Sabe que há um tempo
eu reparei que quanto mais acelerada eu tô pra dentro, mais lenta eu
me apresento pra fora. E as pessoas frequentemente vem dizer que eu
passo um olhar de calma, e eu fico pensando se um dia elas
conseguiriam ver o caos que é dentro de mim e quanta bagunça tem
aqui dentro e o turbilhão de coisas que vem por segundo. E você fala para mim umas coisas que me trazem tantas
coisas que eu penso que um dia vou conseguir escrever ou dizer. Na minha
cabeça acontece como naquelas cenas de filme em que tem uma cena
parada e de repente acontece alguma coisa, às vezes absurda,
e depois retoma a cena parada e então você percebe que a personagem
estava apenas imaginando. Na minha cabeça quando você tá falando
comigo eu imagino eu interrompendo e botando a mão no teu ombro e
dizendo “Você quer saber mesmo o que se passa?” e então eu
inicio uma fala de 40 a 50 minutos soltando tudo que se passa na
minha cabeça. Mas fica só na cabeça porque na realidade sou eu
olhando pra um ponto que não é seus olhos, ou mexendo num canudo ou
num guardanapo ou qualquer atividade banal que parece ser levada com
tamanha seriedade – qualquer desculpa para não botar a mão no teu
ombro e falar por 40 a 50 minutos.
Sabe que eu penso muito
tentando entender as coisas e às vezes acho que é esse meu
problema. Às vezes eu quero falar das coisas que penso mas penso
também que falar das coisas que penso é o que estragou tantas
relações. Eu queria que você entendesse que às vezes eu me sinto
como aquele “encarregado” que fica numa situação chata entre os
trabalhadores por ter que passar as más notícias do patrão. Eu
queria que as coisas fossem de outro jeito, mas eu apenas te repasso
coisas que sinto que não tenho muito controle, e que simplesmente é
como estou me sentindo. E nesses contextos de tamanha fragilidade eu
tenho andado num imobilismo absurdo que tem me incomodado demais. Eu queria
tentar te explicar e talvez explicar até pra mim mesma o que se
passa mas tem horas que eu acho desnecessário e tem horas que eu
acho que nem eu mesma sei do que se trata mesmo a explicação que eu
queria dar.
Sabe que eu me pego várias vezes fazendo planos. Eu tenho apostado cada vez mais que talvez o caminho seja
abrir mão desse monte de coisa e tentar simplesmente viver e “ser”
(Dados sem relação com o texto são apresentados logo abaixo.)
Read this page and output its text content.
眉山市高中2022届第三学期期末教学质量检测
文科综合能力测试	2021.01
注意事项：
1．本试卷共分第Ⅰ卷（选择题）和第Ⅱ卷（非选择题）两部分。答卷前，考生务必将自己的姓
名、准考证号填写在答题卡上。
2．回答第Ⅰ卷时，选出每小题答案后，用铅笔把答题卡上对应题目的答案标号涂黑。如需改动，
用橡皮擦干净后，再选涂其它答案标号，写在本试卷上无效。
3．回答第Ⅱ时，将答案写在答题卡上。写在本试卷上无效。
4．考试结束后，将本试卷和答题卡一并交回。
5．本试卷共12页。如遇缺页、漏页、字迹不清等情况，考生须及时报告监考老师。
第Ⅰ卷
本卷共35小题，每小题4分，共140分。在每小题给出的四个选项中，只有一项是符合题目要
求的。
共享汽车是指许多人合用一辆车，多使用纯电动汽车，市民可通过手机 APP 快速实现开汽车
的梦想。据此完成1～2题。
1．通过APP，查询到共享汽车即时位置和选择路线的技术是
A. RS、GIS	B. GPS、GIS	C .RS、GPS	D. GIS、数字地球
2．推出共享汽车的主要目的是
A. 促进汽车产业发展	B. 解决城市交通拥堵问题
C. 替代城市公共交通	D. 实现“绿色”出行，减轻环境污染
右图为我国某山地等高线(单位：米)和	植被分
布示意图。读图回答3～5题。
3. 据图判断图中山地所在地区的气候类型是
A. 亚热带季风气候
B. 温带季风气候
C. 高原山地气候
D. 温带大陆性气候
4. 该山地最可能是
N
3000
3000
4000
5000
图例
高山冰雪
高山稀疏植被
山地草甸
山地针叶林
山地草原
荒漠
com você. Pelo menos tentar. Apostar. Só que como já te disse, até
minhas apostas e impulsos são planejados então talvez esse
encaminhamento leve um tempo – e eu não te peço pra esperar, não
é disso que se trata tudo isso. Mas eu queria que você entendesse
que é muita coisa que se passa e de fato tem coisa que tem a ver
comigo e minha enrolação pra tudo e as bagunças mas tem coisa que
é essa vida doida que nos chama e nos tira a possibilidade de pensar, viver, respirar o amor.
Sabe que eu sei que
você tem prazo de validade e qualquer hora você vai encher das
minhas complicações e confusões e bagunças. Creio que hoje,
apesar dos momentos que fica bravo, ainda consegue ver certo charme
mas sei que se eu não mudar logo você logo se cansa e aí já era.
E isso me apavora um pouco. Eu espero ajustar as coisas antes de você
cansar, mas sabe que tem coisa que eu acho que é meio fora do meu
controle. Hoje eu ouvi a Adriana Calcanhoto e ela cantava “eu não
moro mais em mim”. Eu sinto que eu tô meio de aluguel nesse meu
corpo e que não tenho tido muita autonomia pra decidir certas
coisas. É um momento bem atípico da minha vida que eu espero que
passe logo. E que quando passar, que você permaneça.